Loksa Imre (1923–1992), born one hundred years ago
Abstract
On the 1067th session of the Zoological Section of the Hungarian Biological Society we commemorated the 100th anniversary of the late Imre Loksa who had been an inexhaustible bearer of zoological knowledge for generations of university students and colleagues. He played a key role in the exploration on taxonomical and coenological knowledge of the soil fauna in Hungary. The considerable amount of Hungarian or exotic taxa, described by him, is still a reliable source for researchers on the field of taxonomy, systematics and biogeography.
Imre Loksa was born in Budapest in 1923. After his high school graduation he became a student of the Royal Hungarian Pázmány Péter University in Budapest, the predecessor of the Eötvös Loránd University, in biology and geography.

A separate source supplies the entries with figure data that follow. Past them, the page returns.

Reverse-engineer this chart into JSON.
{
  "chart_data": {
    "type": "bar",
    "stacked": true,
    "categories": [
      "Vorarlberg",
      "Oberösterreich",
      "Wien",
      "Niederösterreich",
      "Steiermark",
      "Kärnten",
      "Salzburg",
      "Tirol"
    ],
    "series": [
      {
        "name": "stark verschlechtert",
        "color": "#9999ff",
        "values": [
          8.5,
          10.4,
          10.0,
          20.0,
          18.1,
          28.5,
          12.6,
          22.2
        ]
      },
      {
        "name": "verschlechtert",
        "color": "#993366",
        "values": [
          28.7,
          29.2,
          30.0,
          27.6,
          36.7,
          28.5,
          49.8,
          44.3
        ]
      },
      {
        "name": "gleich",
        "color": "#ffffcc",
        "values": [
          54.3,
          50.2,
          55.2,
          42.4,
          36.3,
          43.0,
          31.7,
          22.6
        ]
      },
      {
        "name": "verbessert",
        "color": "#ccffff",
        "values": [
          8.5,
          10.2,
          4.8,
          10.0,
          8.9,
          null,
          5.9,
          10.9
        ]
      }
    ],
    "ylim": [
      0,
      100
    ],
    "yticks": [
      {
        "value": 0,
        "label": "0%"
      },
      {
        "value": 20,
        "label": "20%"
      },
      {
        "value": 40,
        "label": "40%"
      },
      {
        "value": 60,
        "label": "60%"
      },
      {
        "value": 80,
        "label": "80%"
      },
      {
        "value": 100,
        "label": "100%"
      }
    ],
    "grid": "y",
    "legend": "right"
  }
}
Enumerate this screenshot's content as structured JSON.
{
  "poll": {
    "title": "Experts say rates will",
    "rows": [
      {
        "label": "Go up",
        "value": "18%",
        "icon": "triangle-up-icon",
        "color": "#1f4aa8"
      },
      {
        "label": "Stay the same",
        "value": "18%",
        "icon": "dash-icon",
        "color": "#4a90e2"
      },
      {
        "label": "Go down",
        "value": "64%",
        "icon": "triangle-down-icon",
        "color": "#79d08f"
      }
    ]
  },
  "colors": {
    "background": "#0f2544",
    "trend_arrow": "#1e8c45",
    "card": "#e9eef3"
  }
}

His surname was spelled in the Almanach of the university as Lokscha during his student years. His career spanned a period full of considerable societal changes, and the huge contrasts were deepened by experiences as the tropical expeditions in the 1960s, organised by János Balogh and jointly financed by the UNESCO and the Hungarian Academy of Sciences. But the image we keep on him still not depicts a traveller in the world, rather a quiet scientist travelling at least as many kilometres in Hungary as in abroad, also working profoundly in his room at his microscope and preparing needle-sharp, precise drawings.